Pour jouer à plein leur rôle d'incitation, les collectivités et leurs groupements doivent pouvoir s'appuyer sur un partenariat effectif et solide avec l'État.
Nous nous sommes rendus en Autriche : le budget des neuf Länder autrichiens dépasse les 34 milliards d'euros pour une population de seulement 8,7 millions d'habitants, alors que le budget français des régions n'est que de 32 milliards d'euros pour 63 millions d'habitants. Les moyens des collectivités françaises ne leur permettant pas de tout faire, l'État doit les aider et faire jouer, en leur faveur, la solidarité nationale.
Dans un rapport de 2016, nos collègues Éric Doligé et Marie-Françoise Perol-Dumont avaient relevé trois obstacles à l'efficacité des administrations déconcentrées dans leurs relations avec les collectivités : l'insuffisante cohérence de l'État déconcentré ; la contradiction entre l'affaiblissement progressif des services déconcentrés et la propension intacte de l'État à toucher à tout ; ainsi que l'éloignement et le désengagement de l'État, avec notamment la fermeture de services publics.

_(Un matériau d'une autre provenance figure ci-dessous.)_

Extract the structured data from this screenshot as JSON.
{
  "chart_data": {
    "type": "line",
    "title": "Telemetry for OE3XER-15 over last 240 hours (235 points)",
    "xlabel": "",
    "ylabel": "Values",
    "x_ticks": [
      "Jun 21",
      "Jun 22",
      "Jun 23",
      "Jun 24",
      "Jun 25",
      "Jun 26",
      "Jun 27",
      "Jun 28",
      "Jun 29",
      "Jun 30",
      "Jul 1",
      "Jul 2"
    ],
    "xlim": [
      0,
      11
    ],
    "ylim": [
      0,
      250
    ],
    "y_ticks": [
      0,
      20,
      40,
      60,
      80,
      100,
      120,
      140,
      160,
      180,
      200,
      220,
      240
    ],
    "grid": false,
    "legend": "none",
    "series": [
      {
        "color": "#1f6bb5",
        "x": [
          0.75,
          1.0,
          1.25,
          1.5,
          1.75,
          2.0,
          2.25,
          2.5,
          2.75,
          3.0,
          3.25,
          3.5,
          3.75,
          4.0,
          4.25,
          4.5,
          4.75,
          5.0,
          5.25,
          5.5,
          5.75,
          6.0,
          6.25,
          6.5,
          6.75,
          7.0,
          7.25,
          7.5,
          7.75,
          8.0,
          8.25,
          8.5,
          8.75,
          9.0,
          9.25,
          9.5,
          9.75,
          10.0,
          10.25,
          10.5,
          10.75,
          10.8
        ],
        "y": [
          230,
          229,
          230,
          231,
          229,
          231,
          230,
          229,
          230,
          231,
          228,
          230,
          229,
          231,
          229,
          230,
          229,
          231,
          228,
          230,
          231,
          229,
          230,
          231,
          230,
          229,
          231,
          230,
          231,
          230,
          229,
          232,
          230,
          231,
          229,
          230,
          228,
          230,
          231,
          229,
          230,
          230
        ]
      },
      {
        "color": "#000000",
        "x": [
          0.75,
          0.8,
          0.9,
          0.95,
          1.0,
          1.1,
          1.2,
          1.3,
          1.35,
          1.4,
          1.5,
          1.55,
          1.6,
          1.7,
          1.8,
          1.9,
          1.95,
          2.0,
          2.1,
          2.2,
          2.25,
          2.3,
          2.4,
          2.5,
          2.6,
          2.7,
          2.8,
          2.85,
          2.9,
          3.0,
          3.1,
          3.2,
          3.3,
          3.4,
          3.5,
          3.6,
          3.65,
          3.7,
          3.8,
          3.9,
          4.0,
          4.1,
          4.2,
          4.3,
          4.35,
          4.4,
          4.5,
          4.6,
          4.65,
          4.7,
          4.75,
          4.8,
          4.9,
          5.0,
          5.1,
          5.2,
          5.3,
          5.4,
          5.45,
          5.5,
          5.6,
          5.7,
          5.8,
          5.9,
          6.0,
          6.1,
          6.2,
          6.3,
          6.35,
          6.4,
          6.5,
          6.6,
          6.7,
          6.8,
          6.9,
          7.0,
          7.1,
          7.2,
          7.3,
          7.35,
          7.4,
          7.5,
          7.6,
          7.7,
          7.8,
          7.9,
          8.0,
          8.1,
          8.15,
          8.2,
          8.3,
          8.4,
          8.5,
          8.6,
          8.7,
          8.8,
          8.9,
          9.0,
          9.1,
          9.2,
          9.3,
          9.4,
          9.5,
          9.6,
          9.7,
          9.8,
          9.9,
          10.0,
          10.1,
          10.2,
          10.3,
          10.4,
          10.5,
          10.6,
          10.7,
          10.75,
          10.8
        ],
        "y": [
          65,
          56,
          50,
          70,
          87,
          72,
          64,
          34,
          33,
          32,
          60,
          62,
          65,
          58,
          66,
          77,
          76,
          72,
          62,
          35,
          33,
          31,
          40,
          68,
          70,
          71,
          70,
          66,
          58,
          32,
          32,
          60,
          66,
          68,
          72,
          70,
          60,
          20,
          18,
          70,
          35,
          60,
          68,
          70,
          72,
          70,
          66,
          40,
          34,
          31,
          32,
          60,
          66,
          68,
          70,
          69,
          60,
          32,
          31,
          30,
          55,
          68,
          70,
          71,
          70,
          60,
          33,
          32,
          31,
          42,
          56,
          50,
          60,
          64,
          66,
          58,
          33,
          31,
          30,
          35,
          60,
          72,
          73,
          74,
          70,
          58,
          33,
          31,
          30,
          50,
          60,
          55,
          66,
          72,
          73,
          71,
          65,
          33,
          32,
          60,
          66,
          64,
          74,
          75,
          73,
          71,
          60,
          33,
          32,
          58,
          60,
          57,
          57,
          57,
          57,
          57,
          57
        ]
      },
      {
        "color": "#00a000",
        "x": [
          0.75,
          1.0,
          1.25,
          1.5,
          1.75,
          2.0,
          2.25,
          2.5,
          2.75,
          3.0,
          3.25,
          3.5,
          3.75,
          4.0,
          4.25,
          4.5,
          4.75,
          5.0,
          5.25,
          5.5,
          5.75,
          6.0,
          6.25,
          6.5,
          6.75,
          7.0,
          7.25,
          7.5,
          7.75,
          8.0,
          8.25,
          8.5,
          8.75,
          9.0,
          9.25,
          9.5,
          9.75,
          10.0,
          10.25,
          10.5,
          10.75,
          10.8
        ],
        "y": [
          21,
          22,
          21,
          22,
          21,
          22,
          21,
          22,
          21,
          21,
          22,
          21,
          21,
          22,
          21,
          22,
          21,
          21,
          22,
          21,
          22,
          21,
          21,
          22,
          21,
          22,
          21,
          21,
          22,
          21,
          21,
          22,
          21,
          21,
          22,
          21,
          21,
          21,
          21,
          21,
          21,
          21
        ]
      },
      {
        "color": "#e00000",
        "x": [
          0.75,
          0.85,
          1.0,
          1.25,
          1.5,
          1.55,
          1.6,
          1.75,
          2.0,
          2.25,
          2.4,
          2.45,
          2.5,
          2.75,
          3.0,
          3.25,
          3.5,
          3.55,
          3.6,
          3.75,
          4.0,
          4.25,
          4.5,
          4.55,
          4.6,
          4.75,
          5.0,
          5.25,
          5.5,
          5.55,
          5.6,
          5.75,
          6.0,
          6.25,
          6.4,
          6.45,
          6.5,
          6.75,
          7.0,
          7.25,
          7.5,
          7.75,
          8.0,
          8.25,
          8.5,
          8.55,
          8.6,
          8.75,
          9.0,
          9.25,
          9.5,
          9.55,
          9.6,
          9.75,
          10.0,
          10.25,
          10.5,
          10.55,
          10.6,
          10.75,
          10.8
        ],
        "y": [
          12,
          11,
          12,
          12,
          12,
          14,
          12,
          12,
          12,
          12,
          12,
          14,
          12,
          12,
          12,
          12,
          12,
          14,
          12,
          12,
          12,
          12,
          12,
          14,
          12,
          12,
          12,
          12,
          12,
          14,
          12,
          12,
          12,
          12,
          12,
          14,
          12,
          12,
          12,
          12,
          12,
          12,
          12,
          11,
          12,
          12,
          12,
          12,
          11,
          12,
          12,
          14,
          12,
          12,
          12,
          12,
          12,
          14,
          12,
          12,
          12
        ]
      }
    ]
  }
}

La situation décrite en 2016 s'est aggravée et l'État central doit mieux prendre en compte les territoires ruraux dans la définition de ses politiques - la parenthèse non refermée des « gilets jaunes » nous l'a rappelé. L'État doit devenir plus facilitateur que contrôleur. Enfin, l'État doit garantir un socle minimal de services dans les territoires. Le soutien aux territoires ruraux est une composante de la solidarité nationale, qui doit permettre de renforcer l'investissement et de moderniser ces territoires.
Il nous paraît d'abord indispensable de garantir une vision intégrée et interministérielle du soutien et de l'accompagnement des territoires ruraux : nous proposons de désigner, auprès de chaque ministre, un haut fonctionnaire aux ruralités.
Ces territoires ont aussi besoin d'une programmation pluriannuelle de moyen et long terme, par exemple via un programme budgétaire spécifique au sein de la mission « Cohésion des territoires » et, éventuellement, la présentation par le Gouvernement d'un projet de loi d'orientation budgétaire pour les territoires ruraux.
Pour établir cette programmation, nous avons besoin d'une meilleure connaissance de la situation des territoires ruraux et de leurs apports à la société ; il nous manque un observatoire des territoires ruraux, qui nous permettrait aussi d'observer les interactions entre territoires ruraux et urbains.
Nous suggérons la mise en place, dans les programmes des écoles du service public, de modules obligatoires sur les ruralités ainsi qu'un stage obligatoire en territoire rural.
Nous sommes convaincus que l'ANCT, à elle-seule, ne sera pas en mesure de faire évoluer les choses en matière d'ingénierie territoriale. Nous avançons donc deux propositions concrètes : pour les missions ponctuelles d'ingénierie, des référents territoriaux seraient choisis dans chaque corps d'inspection et de contrôle de l'État, afin d'intervenir au bénéfice des territoires ruraux ; pour des missions d'ingénierie plus lourdes, seraient constituées, dans chaque région, des plateformes territoriales mutualisées d'aide à l'ingénierie, formées de membres des corps de contrôle de l'État et pouvant être saisies par les collectivités territoriales ou par l'ANCT.